O roteiro do Afeganistão não vai melhorar; vai-se diluir cada vez mais na diarréia de sempre. Os afegãos continuarão a dizer e dizer e dizer e dizer que não são exatamente fãs dos Talibãs – mas muito mais odeiam Washington e a gangue do corrupto Hamid Karzai, por permitirem que seu país ocupado seja controlado por gângsteres e senhores-da-guerra.
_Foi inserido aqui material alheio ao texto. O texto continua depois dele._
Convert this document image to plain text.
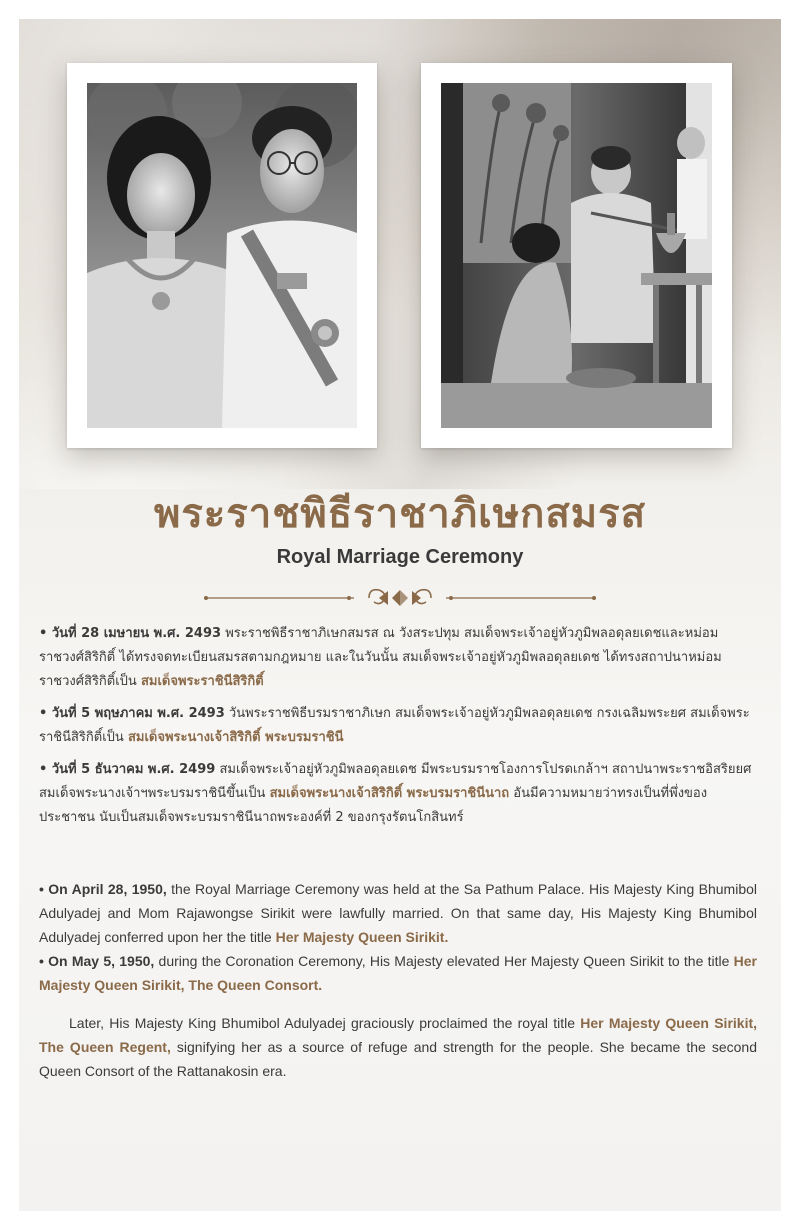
พระราชพิธีราชาภิเษกสมรส
Royal Marriage Ceremony

• วันที่ 28 เมษายน พ.ศ. 2493 พระราชพิธีราชาภิเษกสมรส ณ วังสระปทุม สมเด็จพระเจ้าอยู่หัวภูมิพลอดุลยเดชและหม่อมราชวงศ์สิริกิติ์ ได้ทรงจดทะเบียนสมรสตามกฎหมาย และในวันนั้น สมเด็จพระเจ้าอยู่หัวภูมิพลอดุลยเดช ได้ทรงสถาปนาหม่อมราชวงศ์สิริกิติ์เป็น สมเด็จพระราชินีสิริกิติ์

• วันที่ 5 พฤษภาคม พ.ศ. 2493 วันพระราชพิธีบรมราชาภิเษก สมเด็จพระเจ้าอยู่หัวภูมิพลอดุลยเดช กรงเฉลิมพระยศ สมเด็จพระราชินีสิริกิติ์เป็น สมเด็จพระนางเจ้าสิริกิติ์ พระบรมราชินี

• วันที่ 5 ธันวาคม พ.ศ. 2499 สมเด็จพระเจ้าอยู่หัวภูมิพลอดุลยเดช มีพระบรมราชโองการโปรดเกล้าฯ สถาปนาพระราชอิสริยยศสมเด็จพระนางเจ้าฯพระบรมราชินีขึ้นเป็น สมเด็จพระนางเจ้าสิริกิติ์ พระบรมราชินีนาถ อันมีความหมายว่าทรงเป็นที่พึ่งของประชาชน นับเป็นสมเด็จพระบรมราชินีนาถพระองค์ที่ 2 ของกรุงรัตนโกสินทร์

• On April 28, 1950, the Royal Marriage Ceremony was held at the Sa Pathum Palace. His Majesty King Bhumibol Adulyadej and Mom Rajawongse Sirikit were lawfully married. On that same day, His Majesty King Bhumibol Adulyadej conferred upon her the title Her Majesty Queen Sirikit.

• On May 5, 1950, during the Coronation Ceremony, His Majesty elevated Her Majesty Queen Sirikit to the title Her Majesty Queen Sirikit, The Queen Consort.

Later, His Majesty King Bhumibol Adulyadej graciously proclaimed the royal title Her Majesty Queen Sirikit, The Queen Regent, signifying her as a source of refuge and strength for the people. She became the second Queen Consort of the Rattanakosin era.
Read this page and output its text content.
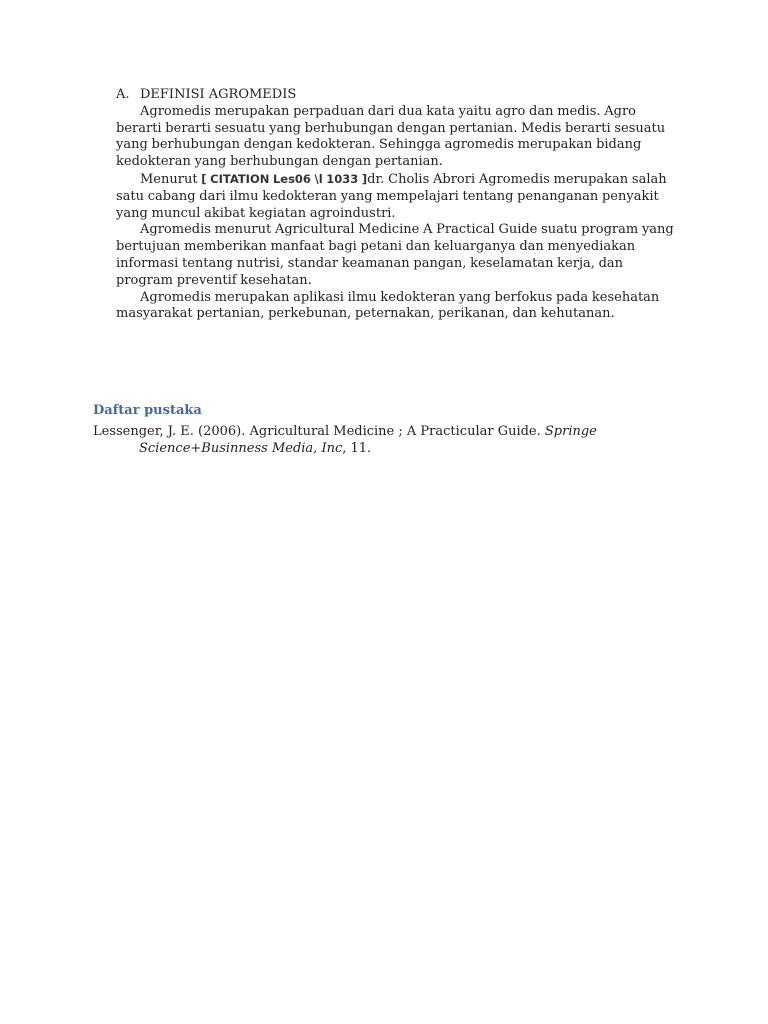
A. DEFINISI AGROMEDIS

Agromedis merupakan perpaduan dari dua kata yaitu agro dan medis. Agro berarti berarti sesuatu yang berhubungan dengan pertanian. Medis berarti sesuatu yang berhubungan dengan kedokteran. Sehingga agromedis merupakan bidang kedokteran yang berhubungan dengan pertanian.

Menurut [ CITATION Les06 \l 1033 ]dr. Cholis Abrori Agromedis merupakan salah satu cabang dari ilmu kedokteran yang mempelajari tentang penanganan penyakit yang muncul akibat kegiatan agroindustri.

Agromedis menurut Agricultural Medicine A Practical Guide suatu program yang bertujuan memberikan manfaat bagi petani dan keluarganya dan menyediakan informasi tentang nutrisi, standar keamanan pangan, keselamatan kerja, dan program preventif kesehatan.

Agromedis merupakan aplikasi ilmu kedokteran yang berfokus pada kesehatan masyarakat pertanian, perkebunan, peternakan, perikanan, dan kehutanan.

Daftar pustaka
Lessenger, J. E. (2006). Agricultural Medicine ; A Practicular Guide. Springe Science+Businness Media, Inc, 11.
Washington continuará a remendar sua “estratégia” fracassada de esmagar os Talibãs com máximo poder de fogo. Os Talibãs por sua vez, já afinaram sua própria estratégia de “abandonar o sul, voar para o norte”. Todas as estradas no Afeganistão levam a Kabul; não por acaso, estão todas interrompidas ou sob ataque dos Talibãs. O poder de Karzai acaba-se repentinamente na última delegacia de polícia em ruínas ao sul de Kabul, na estrada para Kandahar. É como se Kabul estivesse envolta numa bolha fantasmagórica de emoções de Titanic – na qual viajam fechados como em fraldas, mais selados-isolados-embalados do que em camisinhas, toda a troupe neocolonial de generais, diplomatas, ONGs e empresas privadas de segurança contratadas pelo governo, festejando o mais que podem antes da queda de Saigon.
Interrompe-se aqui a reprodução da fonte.